In the early 2000s, the organization's name was changed to the Jewish Home and Hospital Lifecare System. In 2005, the Kenneth Gladstone Building, the second low-income senior housing facility constructed by the organization after the Riverdale House, was completed on University Avenue in the Bronx. In 2006, to address the growing shortage of health care workers, Jewish Home established its Geriatrics Career Development (GCD) program. The donor supported program trains students ages 14 to 24, from “under-resourced high schools”. As early as 2007, there was a plan to demolish two buildings on the main campus in Manhattan and replace them with towers that would feature an increase in private suites, bathrooms, and kitchens. Around 2008, the name of the network was changed again to Jewish Home Lifecare.

In June 2010, another affordable senior housing residence, Weinberg Gardens, was completed on Webb Avenue in the Bronx (near Kittay Senior Apartments, Riverdale House, and the Gladstone Building), making it the third Housing and Urban Development Section 202 supportive housing building for older adults. A 72-unit assisted living residence (dubbed the "University Avenue Assisted Living Program") was opened in the Bronx in 2013. The facility provides affordable housing and care to New York state residents age 62 or older.

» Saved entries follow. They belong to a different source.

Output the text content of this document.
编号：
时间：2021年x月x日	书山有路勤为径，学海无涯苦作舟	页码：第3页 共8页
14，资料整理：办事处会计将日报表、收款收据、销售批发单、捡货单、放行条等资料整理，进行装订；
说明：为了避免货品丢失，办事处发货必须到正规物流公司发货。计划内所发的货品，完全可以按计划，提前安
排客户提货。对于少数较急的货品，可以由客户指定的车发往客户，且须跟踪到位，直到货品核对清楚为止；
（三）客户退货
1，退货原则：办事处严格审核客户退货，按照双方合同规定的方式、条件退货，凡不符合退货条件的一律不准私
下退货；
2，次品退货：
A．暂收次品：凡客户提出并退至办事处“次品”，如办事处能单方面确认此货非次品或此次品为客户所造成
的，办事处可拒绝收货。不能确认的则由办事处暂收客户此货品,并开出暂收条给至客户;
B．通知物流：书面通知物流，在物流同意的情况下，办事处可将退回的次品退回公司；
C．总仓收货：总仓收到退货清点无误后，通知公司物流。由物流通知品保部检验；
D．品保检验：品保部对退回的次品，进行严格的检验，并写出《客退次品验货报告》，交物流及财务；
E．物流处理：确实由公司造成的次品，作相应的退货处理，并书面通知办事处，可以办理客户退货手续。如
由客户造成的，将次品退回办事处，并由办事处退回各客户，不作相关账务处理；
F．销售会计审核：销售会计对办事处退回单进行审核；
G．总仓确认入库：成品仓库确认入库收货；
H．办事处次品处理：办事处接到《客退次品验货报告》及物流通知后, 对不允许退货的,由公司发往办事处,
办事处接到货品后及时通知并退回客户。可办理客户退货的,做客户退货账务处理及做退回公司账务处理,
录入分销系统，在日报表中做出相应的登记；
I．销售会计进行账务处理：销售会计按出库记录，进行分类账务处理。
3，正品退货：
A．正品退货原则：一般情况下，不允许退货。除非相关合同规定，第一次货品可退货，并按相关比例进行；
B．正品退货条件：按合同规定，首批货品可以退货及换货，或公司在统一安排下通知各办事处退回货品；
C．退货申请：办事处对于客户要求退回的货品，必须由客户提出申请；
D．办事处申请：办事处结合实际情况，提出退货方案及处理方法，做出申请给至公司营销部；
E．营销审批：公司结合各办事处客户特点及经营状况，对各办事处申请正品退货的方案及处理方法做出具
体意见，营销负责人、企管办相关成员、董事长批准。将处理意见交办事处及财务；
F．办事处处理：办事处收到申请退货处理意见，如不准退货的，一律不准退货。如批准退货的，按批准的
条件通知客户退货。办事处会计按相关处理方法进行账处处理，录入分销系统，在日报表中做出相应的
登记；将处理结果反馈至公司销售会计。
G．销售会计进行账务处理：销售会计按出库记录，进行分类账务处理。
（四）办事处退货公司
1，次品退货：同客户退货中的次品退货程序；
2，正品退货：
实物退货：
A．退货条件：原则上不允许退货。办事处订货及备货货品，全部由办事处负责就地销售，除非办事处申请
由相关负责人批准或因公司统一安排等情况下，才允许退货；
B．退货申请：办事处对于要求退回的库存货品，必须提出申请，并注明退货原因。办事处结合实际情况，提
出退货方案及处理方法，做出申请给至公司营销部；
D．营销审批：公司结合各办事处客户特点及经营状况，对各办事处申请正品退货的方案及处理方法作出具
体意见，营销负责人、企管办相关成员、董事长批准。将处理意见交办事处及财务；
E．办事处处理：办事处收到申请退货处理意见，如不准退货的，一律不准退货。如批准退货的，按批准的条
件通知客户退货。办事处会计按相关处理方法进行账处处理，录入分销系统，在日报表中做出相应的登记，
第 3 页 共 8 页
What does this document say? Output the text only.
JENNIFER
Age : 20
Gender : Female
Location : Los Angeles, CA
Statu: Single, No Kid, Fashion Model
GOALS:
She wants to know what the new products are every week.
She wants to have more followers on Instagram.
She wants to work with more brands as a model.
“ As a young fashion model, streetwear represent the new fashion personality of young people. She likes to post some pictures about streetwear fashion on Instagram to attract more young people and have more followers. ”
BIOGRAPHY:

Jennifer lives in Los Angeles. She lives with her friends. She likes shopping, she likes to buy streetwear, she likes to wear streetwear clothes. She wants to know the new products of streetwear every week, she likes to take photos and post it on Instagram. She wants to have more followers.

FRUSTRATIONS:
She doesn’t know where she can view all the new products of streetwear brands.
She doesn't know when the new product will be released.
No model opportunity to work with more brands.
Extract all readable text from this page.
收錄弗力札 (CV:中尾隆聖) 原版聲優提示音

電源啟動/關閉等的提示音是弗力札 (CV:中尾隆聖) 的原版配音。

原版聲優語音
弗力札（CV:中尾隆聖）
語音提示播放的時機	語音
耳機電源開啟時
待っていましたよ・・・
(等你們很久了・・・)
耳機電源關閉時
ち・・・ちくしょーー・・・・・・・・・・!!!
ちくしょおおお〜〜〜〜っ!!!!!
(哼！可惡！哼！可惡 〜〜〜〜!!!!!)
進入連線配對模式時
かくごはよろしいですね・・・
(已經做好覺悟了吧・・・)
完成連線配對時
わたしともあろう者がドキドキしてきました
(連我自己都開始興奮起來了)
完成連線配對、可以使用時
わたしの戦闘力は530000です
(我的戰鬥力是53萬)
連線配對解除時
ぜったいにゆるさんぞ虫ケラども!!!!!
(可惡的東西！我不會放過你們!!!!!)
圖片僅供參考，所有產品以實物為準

A new plan to relocate the Manhattan campus to a plot on West 100th Street was unveiled in 2011. The plan called for a 24-story building to be built using the "Green House" model founded on "person-directed care" with apartment-like accommodations and shared living spaces. An amended plan that called for a similar 20-story building on West 97th Street was approved by the New York Public Health and Health Planning Council's Committee on Establishment and Project Review in 2012. Legal issues delayed construction of The New Jewish Home's Manhattan campus on 97th Street. In December 2015, The New York State Court of Appeals upheld the Appellate Division of The New York State Supreme Court's decision in favor of The New Jewish Home on a challenge to the environmental impact study of the 97th street site conducted by the Department of Health. In a separate case in October 2018, however, the Appellate Division of the New York State Supreme Court revoked The New Jewish Home's building permit for the 97th street site due to zoning issues. The court's unprecedented ruling overturned key decisions by two New York City agencies – the NYC Department of Buildings and the Board of Standards and Appeals.

In the fall of 2016, Jewish Home sold its skilled nursing facility at its University Heights campus in the Bronx to SentosaCare. In June 2017, the organization signed a 20-year lease for modern office space at 1200 Waters Place in the Bronx adjacent to the Montefiore Hutchinson campus. The goal of that facility is to consolidate the Jewish Home's Adult Day Health Care programs that resided at the Sarah Neuman Nursing Home in Westchester and its Kingsbridge facility in the Bronx. In December 2017, Jeffrey I. Farber took over as President and CEO, replacing Audrey Weiner who had been CEO for over 15 years. In October 2018, the state Supreme Court's Appellate Division overruled the city's Department of Buildings and the Board of Standards and Appeals which had granted permits to The New Jewish Home to build its facility on West 97th Street.

==Operations==

The New Jewish Home operates across three campuses: a skilled nursing facility, short-term rehab, and Adult Day Program in Manhattan; Kittay Senior Apartments and independent and assisted living programs in the Kingsbridge section of the Bronx; the Sarah Neuman Skilled Nursing Facility and Short-Stay Rehab facility in Westchester County; and an Adult Day Health Care facility off the Hutchinson River Parkway in the Bronx. The organization provides rehabilitative services, including a substance abuse rehabilitation program, the first program to offer short-stay rehab patients substance abuse recovery services. It also offers skilled nursing, independent and low-income senior housing, long-term nursing and home care, adult day health care programs, and other home care programs throughout the New York metro area. The organization serves over 10,000 older adults at its facilities and in patient homes annually.